Aligbe carpeted stakeholders who expressed concern over the partnership of national airlines with ‘competitors’, arguing that the world is no longer talking about competition but ‘cooperation’.
He said, “In the airline industry, people don’t talk about competition, they talk about cooperation. Ethiopian Airlines, is it a competitor? What is it competing with? What airline do you have?
“Delta has bought 49 per cent of Virgin Atlantic. Branson, after many years of solo run as an owner, now has sold 49 per cent equity to Delta Airlines, and once you’ve sold that to Delta Airlines, Delta Airlines is a major carrier owned by millions of Americans. Millions of Americans own Delta Airlines. So when he buys equity there, he’s American, he knows a lot about equity. We need the establishment of a national carrier”.

Back seat
A study by air travel intelligence firm OAG Aviation In 2019, Emirates whose flights to Johannesburg, Cairo and Cape Town earned $850 million. British Airways which runs the most flights in the world’s only billion-dollar route earned half a billion dollars in its annual flights to South Africa’s major urban areas. This figure may have doubled in 2024.
In 2023, statistics showed that European carriers dominated intercontinental flights to and from Africa.
According to simpleflying.com, over 100 airlines have scheduled flights to and from Africa in December 2023, serving various cities in all regions of the continent.
Another data from Cirium, half of the top 10 airlines operating intercontinental flights from Africa are European. Unsurprisingly, the other half consists of African carriers.
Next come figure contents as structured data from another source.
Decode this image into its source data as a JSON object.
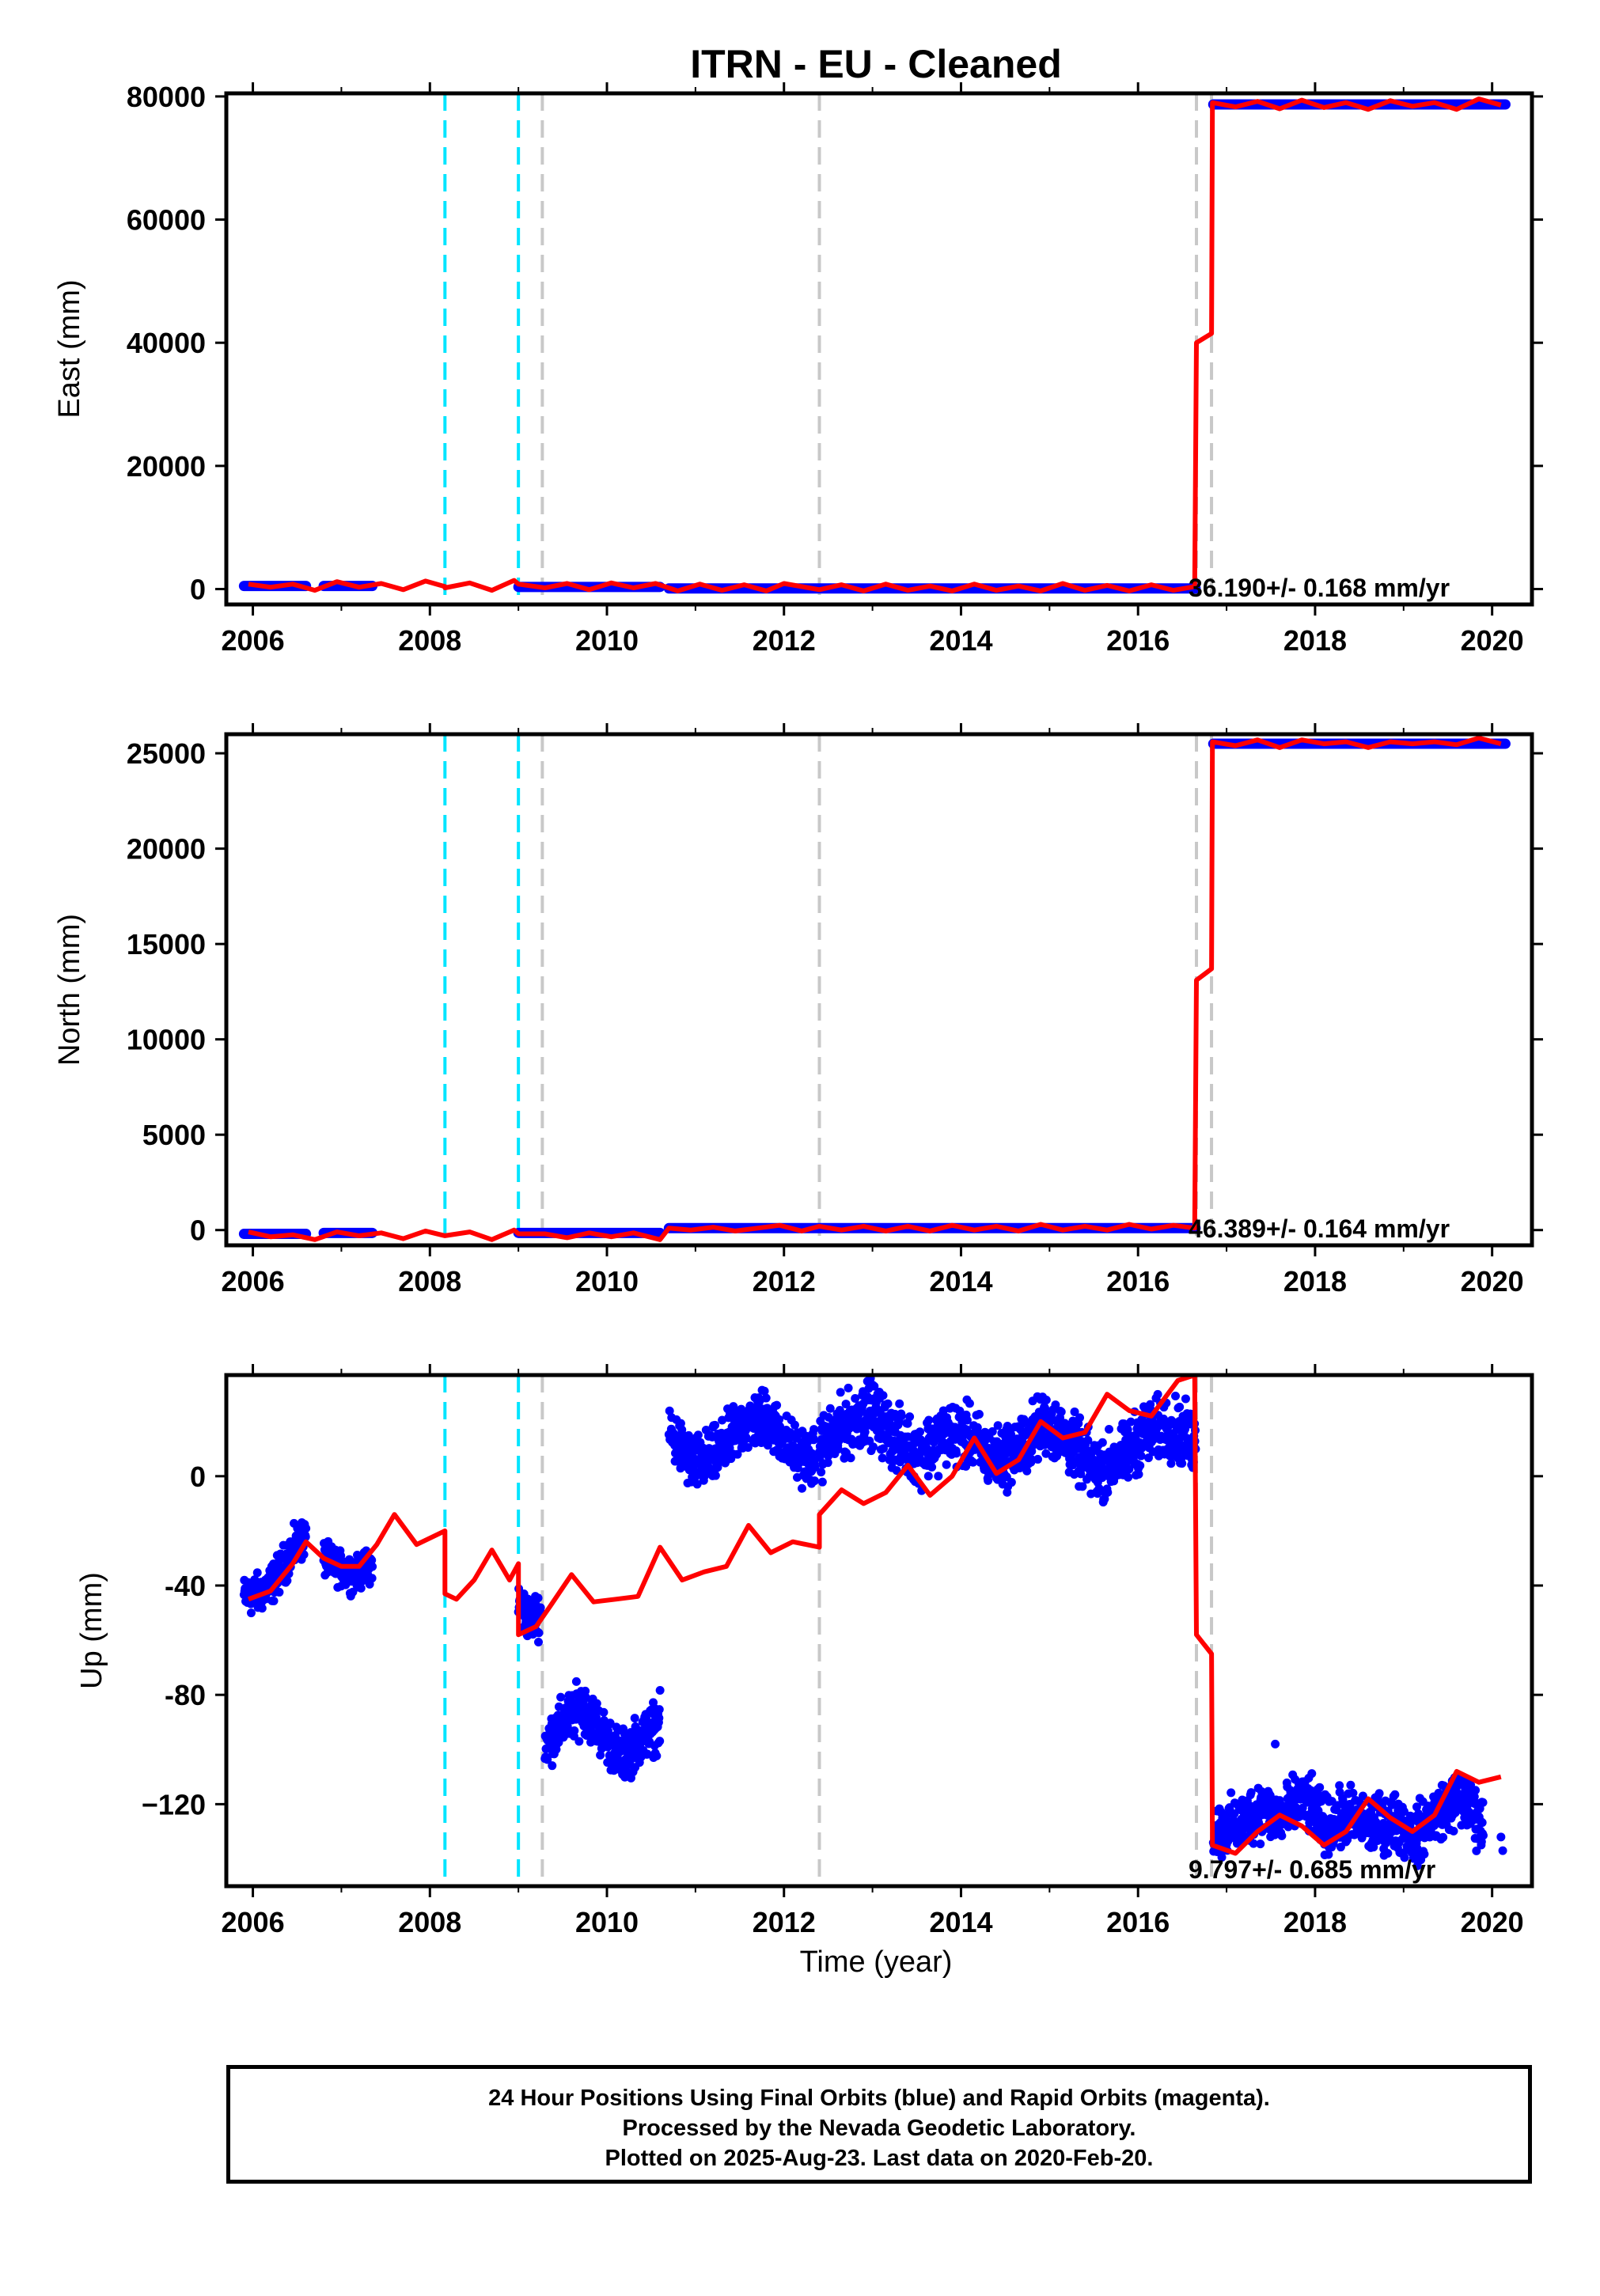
{
  "figure": {
    "title": "ITRN  - EU - Cleaned",
    "xlabel": "Time (year)"
  },
  "footer": {
    "line1": "24 Hour Positions Using Final Orbits (blue) and Rapid Orbits (magenta).",
    "line2": "Processed by the Nevada Geodetic Laboratory.",
    "line3": "Plotted on 2025-Aug-23. Last data on 2020-Feb-20."
  },
  "colors": {
    "data": "#0000ff",
    "model": "#ff0000",
    "equipment_change": "#00e5ff",
    "earthquake": "#c8c8c8"
  },
  "chart_data": [
    {
      "type": "scatter",
      "name": "East",
      "ylabel": "East (mm)",
      "xlim": [
        2005.7,
        2020.45
      ],
      "ylim": [
        -2500,
        80500
      ],
      "xticks": [
        2006,
        2008,
        2010,
        2012,
        2014,
        2016,
        2018,
        2020
      ],
      "yticks": [
        0,
        20000,
        40000,
        60000,
        80000
      ],
      "ytick_labels": [
        "0",
        "20000",
        "40000",
        "60000",
        "80000"
      ],
      "rate_label": "36.190+/- 0.168 mm/yr",
      "vlines_cyan": [
        2008.17,
        2009.0
      ],
      "vlines_gray": [
        2009.27,
        2012.4,
        2016.66,
        2016.83
      ],
      "data_segments": [
        {
          "x": [
            2005.9,
            2006.6
          ],
          "y": 500
        },
        {
          "x": [
            2006.8,
            2007.35
          ],
          "y": 500
        },
        {
          "x": [
            2009.0,
            2010.6
          ],
          "y": 350
        },
        {
          "x": [
            2010.7,
            2016.65
          ],
          "y": 100
        },
        {
          "x": [
            2016.85,
            2020.15
          ],
          "y": 78700
        }
      ],
      "model": [
        [
          2005.95,
          800
        ],
        [
          2006.2,
          300
        ],
        [
          2006.45,
          800
        ],
        [
          2006.7,
          -200
        ],
        [
          2006.95,
          1200
        ],
        [
          2007.2,
          300
        ],
        [
          2007.45,
          900
        ],
        [
          2007.7,
          -100
        ],
        [
          2007.95,
          1300
        ],
        [
          2008.17,
          400
        ],
        [
          2008.17,
          200
        ],
        [
          2008.45,
          1000
        ],
        [
          2008.7,
          -200
        ],
        [
          2008.95,
          1400
        ],
        [
          2009.0,
          800
        ],
        [
          2009.3,
          200
        ],
        [
          2009.55,
          900
        ],
        [
          2009.8,
          -100
        ],
        [
          2010.05,
          1000
        ],
        [
          2010.3,
          200
        ],
        [
          2010.55,
          900
        ],
        [
          2010.8,
          -300
        ],
        [
          2011.05,
          800
        ],
        [
          2011.3,
          -200
        ],
        [
          2011.55,
          700
        ],
        [
          2011.8,
          -300
        ],
        [
          2012.0,
          900
        ],
        [
          2012.4,
          -100
        ],
        [
          2012.65,
          700
        ],
        [
          2012.9,
          -300
        ],
        [
          2013.15,
          800
        ],
        [
          2013.4,
          -200
        ],
        [
          2013.65,
          500
        ],
        [
          2013.9,
          -300
        ],
        [
          2014.15,
          800
        ],
        [
          2014.4,
          -200
        ],
        [
          2014.65,
          500
        ],
        [
          2014.9,
          -300
        ],
        [
          2015.15,
          900
        ],
        [
          2015.4,
          -200
        ],
        [
          2015.65,
          600
        ],
        [
          2015.9,
          -300
        ],
        [
          2016.15,
          700
        ],
        [
          2016.4,
          -200
        ],
        [
          2016.64,
          400
        ],
        [
          2016.66,
          40000
        ],
        [
          2016.83,
          41500
        ],
        [
          2016.84,
          79000
        ],
        [
          2017.1,
          78300
        ],
        [
          2017.35,
          79200
        ],
        [
          2017.6,
          78000
        ],
        [
          2017.85,
          79400
        ],
        [
          2018.1,
          78200
        ],
        [
          2018.35,
          79000
        ],
        [
          2018.6,
          77900
        ],
        [
          2018.85,
          79300
        ],
        [
          2019.1,
          78400
        ],
        [
          2019.35,
          79000
        ],
        [
          2019.6,
          77900
        ],
        [
          2019.85,
          79600
        ],
        [
          2020.1,
          78600
        ]
      ]
    },
    {
      "type": "scatter",
      "name": "North",
      "ylabel": "North (mm)",
      "xlim": [
        2005.7,
        2020.45
      ],
      "ylim": [
        -800,
        26000
      ],
      "xticks": [
        2006,
        2008,
        2010,
        2012,
        2014,
        2016,
        2018,
        2020
      ],
      "yticks": [
        0,
        5000,
        10000,
        15000,
        20000,
        25000
      ],
      "ytick_labels": [
        "0",
        "5000",
        "10000",
        "15000",
        "20000",
        "25000"
      ],
      "rate_label": "46.389+/- 0.164 mm/yr",
      "vlines_cyan": [
        2008.17,
        2009.0
      ],
      "vlines_gray": [
        2009.27,
        2012.4,
        2016.66,
        2016.83
      ],
      "data_segments": [
        {
          "x": [
            2005.9,
            2006.6
          ],
          "y": -200
        },
        {
          "x": [
            2006.8,
            2007.35
          ],
          "y": -150
        },
        {
          "x": [
            2009.0,
            2010.6
          ],
          "y": -150
        },
        {
          "x": [
            2010.7,
            2016.65
          ],
          "y": 100
        },
        {
          "x": [
            2016.85,
            2020.15
          ],
          "y": 25500
        }
      ],
      "model": [
        [
          2005.95,
          -100
        ],
        [
          2006.2,
          -350
        ],
        [
          2006.45,
          -250
        ],
        [
          2006.7,
          -500
        ],
        [
          2006.95,
          -100
        ],
        [
          2007.2,
          -300
        ],
        [
          2007.45,
          -150
        ],
        [
          2007.7,
          -450
        ],
        [
          2007.95,
          -50
        ],
        [
          2008.17,
          -300
        ],
        [
          2008.45,
          -100
        ],
        [
          2008.7,
          -500
        ],
        [
          2008.95,
          0
        ],
        [
          2009.0,
          -200
        ],
        [
          2009.3,
          -200
        ],
        [
          2009.55,
          -400
        ],
        [
          2009.8,
          -150
        ],
        [
          2010.05,
          -350
        ],
        [
          2010.3,
          -150
        ],
        [
          2010.6,
          -500
        ],
        [
          2010.7,
          100
        ],
        [
          2010.95,
          0
        ],
        [
          2011.2,
          150
        ],
        [
          2011.45,
          -50
        ],
        [
          2011.7,
          100
        ],
        [
          2011.95,
          250
        ],
        [
          2012.2,
          -50
        ],
        [
          2012.4,
          200
        ],
        [
          2012.65,
          0
        ],
        [
          2012.9,
          200
        ],
        [
          2013.15,
          -50
        ],
        [
          2013.4,
          200
        ],
        [
          2013.65,
          -50
        ],
        [
          2013.9,
          250
        ],
        [
          2014.15,
          0
        ],
        [
          2014.4,
          200
        ],
        [
          2014.65,
          -50
        ],
        [
          2014.9,
          300
        ],
        [
          2015.15,
          0
        ],
        [
          2015.4,
          200
        ],
        [
          2015.65,
          0
        ],
        [
          2015.9,
          300
        ],
        [
          2016.15,
          50
        ],
        [
          2016.4,
          250
        ],
        [
          2016.64,
          100
        ],
        [
          2016.66,
          13100
        ],
        [
          2016.83,
          13700
        ],
        [
          2016.84,
          25600
        ],
        [
          2017.1,
          25400
        ],
        [
          2017.35,
          25700
        ],
        [
          2017.6,
          25300
        ],
        [
          2017.85,
          25700
        ],
        [
          2018.1,
          25500
        ],
        [
          2018.35,
          25600
        ],
        [
          2018.6,
          25300
        ],
        [
          2018.85,
          25600
        ],
        [
          2019.1,
          25500
        ],
        [
          2019.35,
          25600
        ],
        [
          2019.6,
          25450
        ],
        [
          2019.85,
          25800
        ],
        [
          2020.1,
          25500
        ]
      ]
    },
    {
      "type": "scatter",
      "name": "Up",
      "ylabel": "Up (mm)",
      "xlim": [
        2005.7,
        2020.45
      ],
      "ylim": [
        -150,
        37
      ],
      "xticks": [
        2006,
        2008,
        2010,
        2012,
        2014,
        2016,
        2018,
        2020
      ],
      "yticks": [
        -120,
        -80,
        -40,
        0
      ],
      "ytick_labels": [
        "−120",
        "-80",
        "-40",
        "0"
      ],
      "rate_label": "9.797+/- 0.685 mm/yr",
      "vlines_cyan": [
        2008.17,
        2009.0
      ],
      "vlines_gray": [
        2009.27,
        2012.4,
        2016.66,
        2016.83
      ],
      "data_clusters": [
        {
          "x0": 2005.9,
          "x1": 2006.6,
          "center": [
            -44,
            -43,
            -38,
            -28,
            -22
          ],
          "spread": 7
        },
        {
          "x0": 2006.8,
          "x1": 2007.35,
          "center": [
            -30,
            -34,
            -36,
            -32
          ],
          "spread": 6
        },
        {
          "x0": 2009.0,
          "x1": 2009.25,
          "center": [
            -47,
            -52,
            -50
          ],
          "spread": 8
        },
        {
          "x0": 2009.3,
          "x1": 2010.6,
          "center": [
            -98,
            -90,
            -84,
            -94,
            -103,
            -96,
            -90
          ],
          "spread": 9
        },
        {
          "x0": 2010.7,
          "x1": 2012.35,
          "center": [
            16,
            4,
            8,
            18,
            22,
            10,
            6
          ],
          "spread": 10
        },
        {
          "x0": 2012.4,
          "x1": 2016.65,
          "center": [
            10,
            18,
            24,
            14,
            8,
            16,
            14,
            6,
            10,
            20,
            12,
            2,
            6,
            16,
            18,
            12
          ],
          "spread": 11
        },
        {
          "x0": 2016.85,
          "x1": 2019.9,
          "center": [
            -130,
            -128,
            -122,
            -125,
            -118,
            -128,
            -124,
            -128,
            -126,
            -132,
            -122,
            -118,
            -128
          ],
          "spread": 10
        }
      ],
      "data_points": [
        [
          2020.1,
          -132
        ],
        [
          2020.12,
          -137
        ],
        [
          2017.55,
          -98
        ]
      ],
      "model": [
        [
          2005.95,
          -45
        ],
        [
          2006.2,
          -42
        ],
        [
          2006.45,
          -32
        ],
        [
          2006.6,
          -24
        ],
        [
          2006.8,
          -30
        ],
        [
          2007.0,
          -33
        ],
        [
          2007.2,
          -33
        ],
        [
          2007.4,
          -25
        ],
        [
          2007.6,
          -14
        ],
        [
          2007.85,
          -25
        ],
        [
          2008.17,
          -20
        ],
        [
          2008.17,
          -43
        ],
        [
          2008.3,
          -45
        ],
        [
          2008.5,
          -38
        ],
        [
          2008.7,
          -27
        ],
        [
          2008.9,
          -38
        ],
        [
          2009.0,
          -32
        ],
        [
          2009.0,
          -58
        ],
        [
          2009.2,
          -55
        ],
        [
          2009.35,
          -48
        ],
        [
          2009.6,
          -36
        ],
        [
          2009.85,
          -46
        ],
        [
          2010.1,
          -45
        ],
        [
          2010.35,
          -44
        ],
        [
          2010.6,
          -26
        ],
        [
          2010.85,
          -38
        ],
        [
          2011.1,
          -35
        ],
        [
          2011.35,
          -33
        ],
        [
          2011.6,
          -18
        ],
        [
          2011.85,
          -28
        ],
        [
          2012.1,
          -24
        ],
        [
          2012.4,
          -26
        ],
        [
          2012.4,
          -14
        ],
        [
          2012.65,
          -5
        ],
        [
          2012.9,
          -10
        ],
        [
          2013.15,
          -6
        ],
        [
          2013.4,
          4
        ],
        [
          2013.65,
          -7
        ],
        [
          2013.9,
          0
        ],
        [
          2014.15,
          14
        ],
        [
          2014.4,
          1
        ],
        [
          2014.65,
          6
        ],
        [
          2014.9,
          20
        ],
        [
          2015.15,
          14
        ],
        [
          2015.4,
          16
        ],
        [
          2015.65,
          30
        ],
        [
          2015.9,
          24
        ],
        [
          2016.15,
          22
        ],
        [
          2016.45,
          35
        ],
        [
          2016.64,
          37
        ],
        [
          2016.66,
          -58
        ],
        [
          2016.83,
          -65
        ],
        [
          2016.84,
          -135
        ],
        [
          2017.1,
          -138
        ],
        [
          2017.35,
          -130
        ],
        [
          2017.6,
          -124
        ],
        [
          2017.85,
          -128
        ],
        [
          2018.1,
          -135
        ],
        [
          2018.35,
          -130
        ],
        [
          2018.6,
          -118
        ],
        [
          2018.85,
          -125
        ],
        [
          2019.1,
          -130
        ],
        [
          2019.35,
          -124
        ],
        [
          2019.6,
          -108
        ],
        [
          2019.85,
          -112
        ],
        [
          2020.1,
          -110
        ]
      ]
    }
  ]
}
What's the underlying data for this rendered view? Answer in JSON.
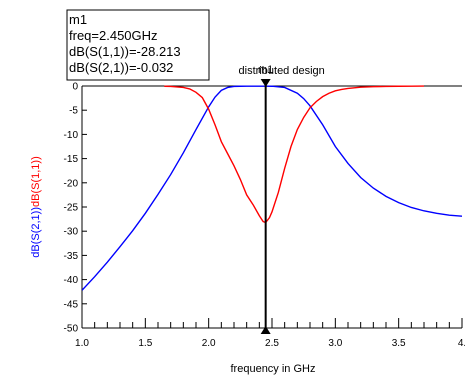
{
  "chart_data": {
    "type": "line",
    "xlabel": "frequency in GHz",
    "ylabel_parts": [
      {
        "text": "dB(S(2,1))",
        "color": "#0000ff"
      },
      {
        "text": "dB(S(1,1))",
        "color": "#ff0000"
      }
    ],
    "xlim": [
      1.0,
      4.0
    ],
    "ylim": [
      -50,
      0
    ],
    "x_ticks": [
      1.0,
      1.5,
      2.0,
      2.5,
      3.0,
      3.5,
      4.0
    ],
    "x_tick_labels": [
      "1.0",
      "1.5",
      "2.0",
      "2.5",
      "3.0",
      "3.5",
      "4."
    ],
    "y_ticks": [
      0,
      -5,
      -10,
      -15,
      -20,
      -25,
      -30,
      -35,
      -40,
      -45,
      -50
    ],
    "y_tick_labels": [
      "0",
      "-5",
      "-10",
      "-15",
      "-20",
      "-25",
      "-30",
      "-35",
      "-40",
      "-45",
      "-50"
    ],
    "grid": false,
    "series": [
      {
        "name": "dB(S(2,1))",
        "color": "#0000ff",
        "x": [
          1.0,
          1.1,
          1.2,
          1.3,
          1.4,
          1.5,
          1.6,
          1.7,
          1.8,
          1.9,
          2.0,
          2.05,
          2.1,
          2.15,
          2.2,
          2.25,
          2.3,
          2.4,
          2.45,
          2.5,
          2.6,
          2.7,
          2.75,
          2.8,
          2.9,
          3.0,
          3.1,
          3.2,
          3.3,
          3.4,
          3.5,
          3.6,
          3.7,
          3.8,
          3.9,
          4.0
        ],
        "y": [
          -42.2,
          -39.4,
          -36.4,
          -33.2,
          -29.9,
          -26.3,
          -22.4,
          -18.3,
          -13.8,
          -9.0,
          -4.3,
          -2.3,
          -0.9,
          -0.3,
          -0.1,
          -0.05,
          -0.03,
          -0.03,
          -0.03,
          -0.05,
          -0.3,
          -1.5,
          -2.6,
          -4.1,
          -8.0,
          -12.5,
          -16.0,
          -18.9,
          -21.1,
          -22.8,
          -24.1,
          -25.1,
          -25.8,
          -26.3,
          -26.7,
          -26.9
        ]
      },
      {
        "name": "dB(S(1,1))",
        "color": "#ff0000",
        "x": [
          1.65,
          1.7,
          1.8,
          1.85,
          1.9,
          1.95,
          2.0,
          2.05,
          2.1,
          2.15,
          2.2,
          2.25,
          2.3,
          2.35,
          2.4,
          2.43,
          2.45,
          2.48,
          2.5,
          2.55,
          2.6,
          2.65,
          2.7,
          2.75,
          2.8,
          2.85,
          2.9,
          2.95,
          3.0,
          3.05,
          3.1,
          3.2,
          3.3,
          3.4,
          3.5,
          3.6,
          3.7
        ],
        "y": [
          -0.05,
          -0.1,
          -0.3,
          -0.6,
          -1.3,
          -2.4,
          -4.8,
          -8.0,
          -11.5,
          -14.0,
          -16.5,
          -19.3,
          -22.5,
          -24.5,
          -26.8,
          -28.0,
          -28.2,
          -27.2,
          -26.0,
          -22.0,
          -17.0,
          -12.5,
          -9.0,
          -6.5,
          -4.5,
          -3.2,
          -2.2,
          -1.5,
          -1.0,
          -0.7,
          -0.5,
          -0.25,
          -0.15,
          -0.08,
          -0.05,
          -0.03,
          -0.02
        ]
      }
    ],
    "marker": {
      "name": "m1",
      "x": 2.45,
      "lines": [
        "m1",
        "freq=2.450GHz",
        "dB(S(1,1))=-28.213",
        "dB(S(2,1))=-0.032"
      ],
      "tag": "m1"
    },
    "annotation": "distributed design"
  }
}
Nigeria may have offered many of the foreign carriers multiple destinations within the country because of a lack of capacity. The granting of Fifth Freedom right to five UAE airlines which further opens up the market could be the final nail on the coffin of a big market like Nigeria even if the country is given a ten-year head start as no airline from Nigeria at the moment reciprocates the UAE route.
Last line
This trend of dominance of Africa’s space is expected to continue. It has created a loophole for foreign carriers to continuously exploit the continent’s aviation sector to the detriment of local airlines.